Steel sees that a central action supporting the actualisation of Sitopia is for individuals to consider food more and create connections between the food on a plate and its origins. She sees that food is a truly unique part of culture globally in that it’s responsible for connecting everything together. This is where food photo-blogging and recipe sharing helps.
Instagram isn’t the only online space supporting cultural enrichment through food. Web-based photo sharing platforms such as Pinterest also create active online communities and do so effectively through categorising photos. This process of personal categorisation highlights the collaborative, inclusive experience of social media.
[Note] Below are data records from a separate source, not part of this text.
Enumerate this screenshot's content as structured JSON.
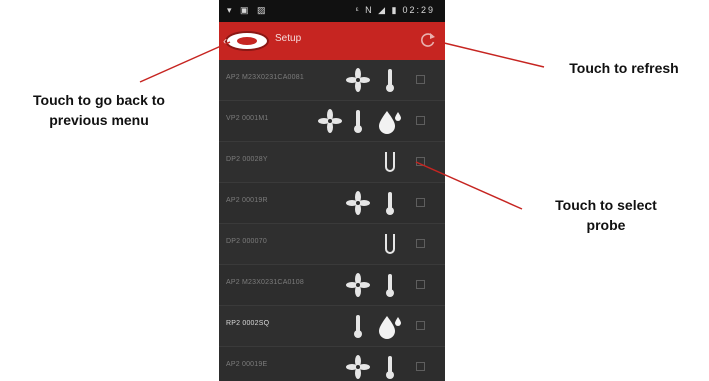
{
  "status_bar": {
    "clock": "02:29"
  },
  "app_bar": {
    "title": "Setup"
  },
  "probes": [
    {
      "name": "AP2 M23X0231CA0081",
      "icons": [
        "fan-icon",
        "thermometer-icon"
      ],
      "bright": false
    },
    {
      "name": "VP2 0001M1",
      "icons": [
        "fan-icon",
        "thermometer-icon",
        "humidity-icon"
      ],
      "bright": false
    },
    {
      "name": "DP2 00028Y",
      "icons": [
        "pressure-probe-icon"
      ],
      "bright": false
    },
    {
      "name": "AP2 00019R",
      "icons": [
        "fan-icon",
        "thermometer-icon"
      ],
      "bright": false
    },
    {
      "name": "DP2 000070",
      "icons": [
        "pressure-probe-icon"
      ],
      "bright": false
    },
    {
      "name": "AP2 M23X0231CA0108",
      "icons": [
        "fan-icon",
        "thermometer-icon"
      ],
      "bright": false
    },
    {
      "name": "RP2 0002SQ",
      "icons": [
        "thermometer-icon",
        "humidity-icon"
      ],
      "bright": true
    },
    {
      "name": "AP2 00019E",
      "icons": [
        "fan-icon",
        "thermometer-icon"
      ],
      "bright": false
    }
  ],
  "callouts": {
    "back": "Touch to go back to previous menu",
    "refresh": "Touch to refresh",
    "select": "Touch to select probe"
  },
  "colors": {
    "accent_red": "#c62521",
    "list_bg": "#2d2d2d"
  }
}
Individuals can gather, communicate and reflect on topics relating to food, with amateurs and professionals participating in the same conversation.
Such opportunities seed interesting, diverse reflections on food systems and create dialogue between people of different cultures and communities. The proliferation of food photo-blogging has the capacity to allow more people to engage with food.
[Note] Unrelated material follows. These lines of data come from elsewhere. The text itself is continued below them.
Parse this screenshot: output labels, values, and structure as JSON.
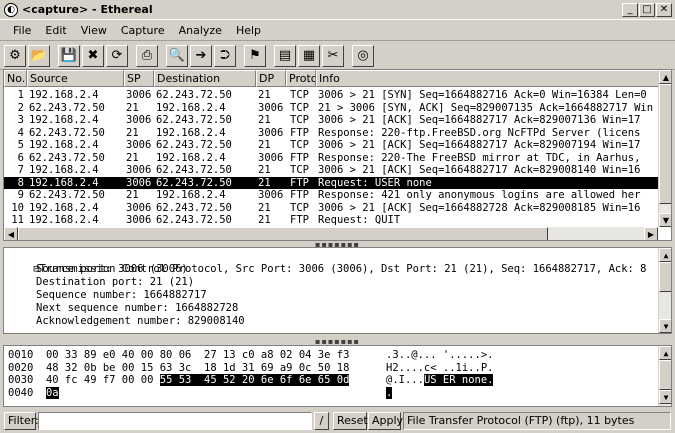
{
  "window": {
    "title": "<capture> - Ethereal",
    "minimize_glyph": "_",
    "maximize_glyph": "□",
    "close_glyph": "✕"
  },
  "menu": [
    "File",
    "Edit",
    "View",
    "Capture",
    "Analyze",
    "Help"
  ],
  "toolbar": [
    {
      "name": "interfaces-icon",
      "glyph": "⚙"
    },
    {
      "name": "open-icon",
      "glyph": "📂"
    },
    {
      "name": "save-icon",
      "glyph": "💾"
    },
    {
      "name": "close-file-icon",
      "glyph": "✖"
    },
    {
      "name": "reload-icon",
      "glyph": "⟳"
    },
    {
      "name": "print-icon",
      "glyph": "⎙"
    },
    {
      "name": "find-icon",
      "glyph": "🔍"
    },
    {
      "name": "go-next-icon",
      "glyph": "➔"
    },
    {
      "name": "go-to-icon",
      "glyph": "⮊"
    },
    {
      "name": "capture-filter-icon",
      "glyph": "⚑"
    },
    {
      "name": "display-filter-icon",
      "glyph": "▤"
    },
    {
      "name": "coloring-icon",
      "glyph": "▦"
    },
    {
      "name": "preferences-icon",
      "glyph": "✂"
    },
    {
      "name": "help-icon",
      "glyph": "◎"
    }
  ],
  "packet_list": {
    "columns": [
      "No.",
      "Source",
      "SP",
      "Destination",
      "DP",
      "Protocol",
      "Info"
    ],
    "rows": [
      {
        "no": "1",
        "src": "192.168.2.4",
        "sp": "3006",
        "dst": "62.243.72.50",
        "dp": "21",
        "proto": "TCP",
        "info": "3006 > 21 [SYN] Seq=1664882716 Ack=0 Win=16384 Len=0"
      },
      {
        "no": "2",
        "src": "62.243.72.50",
        "sp": "21",
        "dst": "192.168.2.4",
        "dp": "3006",
        "proto": "TCP",
        "info": "21 > 3006 [SYN, ACK] Seq=829007135 Ack=1664882717 Win"
      },
      {
        "no": "3",
        "src": "192.168.2.4",
        "sp": "3006",
        "dst": "62.243.72.50",
        "dp": "21",
        "proto": "TCP",
        "info": "3006 > 21 [ACK] Seq=1664882717 Ack=829007136 Win=17"
      },
      {
        "no": "4",
        "src": "62.243.72.50",
        "sp": "21",
        "dst": "192.168.2.4",
        "dp": "3006",
        "proto": "FTP",
        "info": "Response: 220-ftp.FreeBSD.org NcFTPd Server (licens"
      },
      {
        "no": "5",
        "src": "192.168.2.4",
        "sp": "3006",
        "dst": "62.243.72.50",
        "dp": "21",
        "proto": "TCP",
        "info": "3006 > 21 [ACK] Seq=1664882717 Ack=829007194 Win=17"
      },
      {
        "no": "6",
        "src": "62.243.72.50",
        "sp": "21",
        "dst": "192.168.2.4",
        "dp": "3006",
        "proto": "FTP",
        "info": "Response: 220-The FreeBSD mirror at TDC, in Aarhus,"
      },
      {
        "no": "7",
        "src": "192.168.2.4",
        "sp": "3006",
        "dst": "62.243.72.50",
        "dp": "21",
        "proto": "TCP",
        "info": "3006 > 21 [ACK] Seq=1664882717 Ack=829008140 Win=16"
      },
      {
        "no": "8",
        "src": "192.168.2.4",
        "sp": "3006",
        "dst": "62.243.72.50",
        "dp": "21",
        "proto": "FTP",
        "info": "Request: USER none",
        "selected": true
      },
      {
        "no": "9",
        "src": "62.243.72.50",
        "sp": "21",
        "dst": "192.168.2.4",
        "dp": "3006",
        "proto": "FTP",
        "info": "Response: 421 only anonymous logins are allowed her"
      },
      {
        "no": "10",
        "src": "192.168.2.4",
        "sp": "3006",
        "dst": "62.243.72.50",
        "dp": "21",
        "proto": "TCP",
        "info": "3006 > 21 [ACK] Seq=1664882728 Ack=829008185 Win=16"
      },
      {
        "no": "11",
        "src": "192.168.2.4",
        "sp": "3006",
        "dst": "62.243.72.50",
        "dp": "21",
        "proto": "FTP",
        "info": "Request: QUIT"
      }
    ]
  },
  "pane_grip": "▪▪▪▪▪▪▪",
  "details": {
    "expander": "⊟",
    "header": "Transmission Control Protocol, Src Port: 3006 (3006), Dst Port: 21 (21), Seq: 1664882717, Ack: 8",
    "fields": [
      "Source port: 3006 (3006)",
      "Destination port: 21 (21)",
      "Sequence number: 1664882717",
      "Next sequence number: 1664882728",
      "Acknowledgement number: 829008140"
    ]
  },
  "hex": {
    "lines": [
      {
        "offset": "0010",
        "bytes": "00 33 89 e0 40 00 80 06  27 13 c0 a8 02 04 3e f3",
        "bytes_hl": "",
        "ascii": ".3..@... '.....>.",
        "ascii_hl": ""
      },
      {
        "offset": "0020",
        "bytes": "48 32 0b be 00 15 63 3c  18 1d 31 69 a9 0c 50 18",
        "bytes_hl": "",
        "ascii": "H2....c< ..1i..P.",
        "ascii_hl": ""
      },
      {
        "offset": "0030",
        "bytes": "40 fc 49 f7 00 00 ",
        "bytes_hl": "55 53  45 52 20 6e 6f 6e 65 0d",
        "ascii": "@.I...",
        "ascii_hl": "US ER none."
      },
      {
        "offset": "0040",
        "bytes": "",
        "bytes_hl": "0a",
        "ascii": "",
        "ascii_hl": "."
      }
    ]
  },
  "filter": {
    "label": "Filter:",
    "value": "",
    "expr_button": "/",
    "reset": "Reset",
    "apply": "Apply",
    "status": "File Transfer Protocol (FTP) (ftp), 11 bytes"
  }
}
Such benefits of social media engagement support the Sitopian value of creating food systems that are equitable. Everyone needs to be responsible for their environment, and education through channels such as Instagram, Pinterest and Twitter help individuals understand this responsibility.
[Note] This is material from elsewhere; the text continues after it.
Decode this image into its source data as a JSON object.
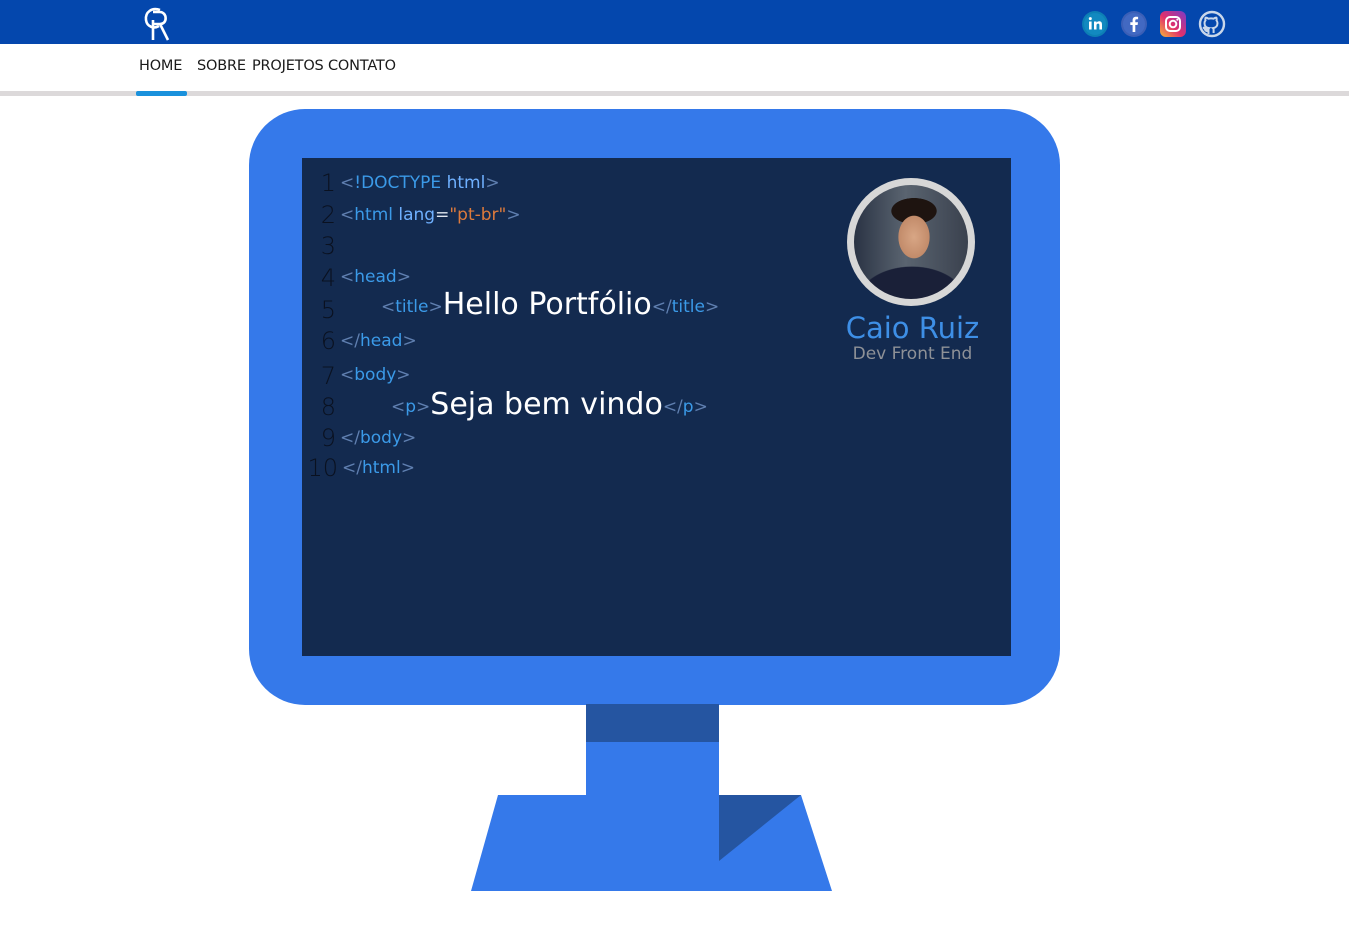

Food as a form of dialogue
The true influence behind the success of urban food system mavericks like Eagle Street Roof Farm, Local Organics and the rooftop beekeepers stems from the idea of food being a form of dialogue that brings people together. The United Nations recognises this and there’s a growing emphasis being given to grassroots initiatives that are helping more individuals see and start to understand food systems.
This global movement in support of Sitopian values is being influenced, and in part driven, by social media and technology is facilitating cultural shifts towards a better understanding of food systems. The capacity of technology to create engaging two-way conversations around the future of our world is powerful.
Unique and diverse relationships and dialogue are forming around the need and desire to create ethical food systems and connect people to them. In light of this, there is hope for sustainable communities and for the Sitopian vision to come into fruition.